When Jesus was baptized at Jordan is was thus an affirmation of the Kingdom of God — both a political and religious establishment…. not a new religion but a new kingdom.

Jesus was establishing an entirely new way of life — something radical. We’ve domesticated it but it’s truly a revolutionary message.

Luke 1:46-53 — the words of Mary. Mary praises God for being “mindful of the humble state of his serveant…his mercy shas
he has scattered those who are proud …
he has brought down rulers from their thrones
buth he has lifted up the humble”
but has sent the rich away empty”

What is Mary saying?

That the economic system is turned upside down by God.
and that He has toppled the rulers from their seats, while exalting the poor..

Luke chapter 4 – Jesus reads in the temple:
“spirit of Lord is upon me, because he has anointed me to preach good news to the poor; freedom from prison, recovery of sight to the blind”
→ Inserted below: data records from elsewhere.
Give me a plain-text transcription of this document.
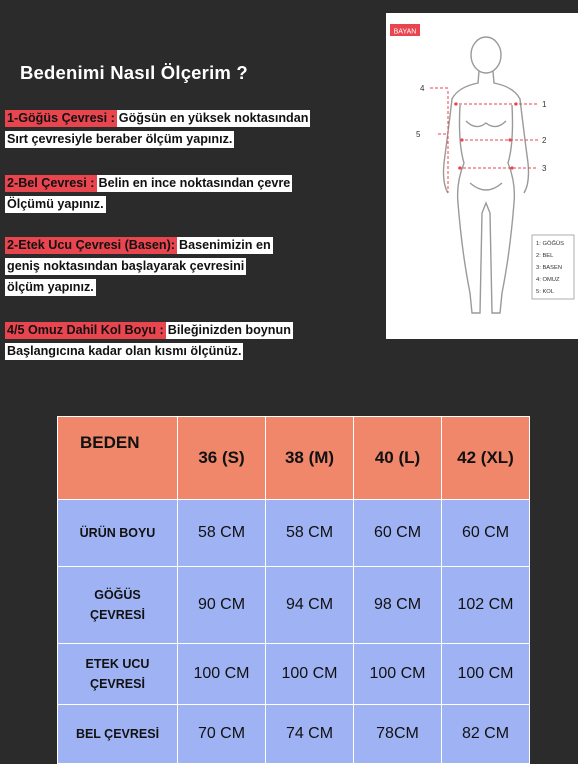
Bedenimi Nasıl Ölçerim ?
1-Göğüs Çevresi :Göğsün en yüksek noktasından
Sırt çevresiyle beraber ölçüm yapınız.
2-Bel Çevresi :Belin en ince noktasından çevre
Ölçümü yapınız.
2-Etek Ucu Çevresi (Basen):Basenimizin en
geniş noktasından başlayarak çevresini
ölçüm yapınız.
4/5 Omuz Dahil Kol Boyu :Bileğinizden boynun
Başlangıcına kadar olan kısmı ölçünüz.
BAYAN
1
2
3
4
5
1: GÖĞÜS
2: BEL
3: BASEN
4: OMUZ
5: KOL
BEDEN	36 (S)	38 (M)	40 (L)	42 (XL)
ÜRÜN BOYU	58 CM	58 CM	60 CM	60 CM
GÖĞÜS
ÇEVRESİ	90 CM	94 CM	98 CM	102 CM
ETEK UCU
ÇEVRESİ	100 CM	100 CM	100 CM	100 CM
BEL ÇEVRESİ	70 CM	74 CM	78CM	82 CM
Jesus warms the hearts of his Jewish audience at first by – proclaiming favor to the poor… the Jews could identify with that since the Romans were oppressing them.

But then, Jesus made his public relations team shake their head because he offended his audience with his next statement: Elijah and Elisha didn’t do their miracles for their Jewish citizens but for two Gentiles in their midst . At this they were ready to stone Jesus.
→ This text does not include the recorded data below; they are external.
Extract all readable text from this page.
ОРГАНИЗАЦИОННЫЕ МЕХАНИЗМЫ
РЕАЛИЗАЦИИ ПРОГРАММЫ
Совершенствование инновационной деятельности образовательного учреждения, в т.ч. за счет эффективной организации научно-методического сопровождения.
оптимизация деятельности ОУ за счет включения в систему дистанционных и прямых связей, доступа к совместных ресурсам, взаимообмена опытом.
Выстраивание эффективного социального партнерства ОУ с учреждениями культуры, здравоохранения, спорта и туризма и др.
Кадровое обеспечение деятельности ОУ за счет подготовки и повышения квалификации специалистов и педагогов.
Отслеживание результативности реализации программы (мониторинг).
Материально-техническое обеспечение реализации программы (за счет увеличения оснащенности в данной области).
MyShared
It was revolution Jesus was talking about.

We domesticate the revolution and turn it into something tame and harmless to the status quo.

We should not gather in little rooms to do things harmless to the world;
our real ongoing work is to proclaim liberty to the captives, good news to the poor

Yes, it is a message both to the powrful & powerless– each enslaved to their ownwn selves. But through most of our history, the Christian church has been the religion of the powerful.

Jesus doesn’t proclaim a revolution in the political sense.,
His is a revolution in the type of revolution we join.
A change, not through domination of others, but through personal transformation, outflowing into social transformation.

Lies are always told by religious, social, and economic leaders — Jesus’ truth shows all those things to be a lie..

Luke 18:18-23 — Think about the subtext. How could someone become a ruler – by collaboration with the Romans.
So this rich young ruler asks Jesus, “Good teacher — what must I do to inherit eternal life?”
Jesus replies by asking if he knows the commands. He replies that he keeps the commands. So Jesus says, you still lack something — sell what you have and give to the poor. –

To this ruler, in that historic context, Jesus is saying: “You’re working for the powerful people. Stop working for the powerful and join me in my mission to the poor — in other words, “switch sides.”

The Kingdom of God message is for both the powerful and the powerless. Don’t follow in the paths of the world system, where the goal is power. In this model, powerless people claw their way to the top with the goal of benefiting the powerless — but in the process of seeking power, they become like the powerful. So that by the time you arrive in a position of power, you are just like the person you displaced.

Jesus proclaimed the message of a different kind of Kingdom — in which a small band believes and follows the example of the King. [KINDIG note: I think the gist of his idea was that “The transformation happens inside us. It is not a transformation we accomplish toward others, but that God accomplishes in us.”

If we don’t get the message of the revolution as Jesus taught us, we are exchanging old wineskins for new wineskins while we keep and cherish old wine. — [KINDIG: Here is my recollection and rewording of what Brian was saying: in other words, the old wine is the failed paradigm of trying to change other people through organizations we establish — trying to gain power “for the accomplishing of good”. Adopting a new structure for doing that will not help us. We need to abandon that paradigm, that old wine, and allow God to change not only the wineskin, the structure of our community, but also the wine, the goal and method of our transformation — from using power to change others to allowing God’s power to change us while we accept the other brothers and sisters in our community.]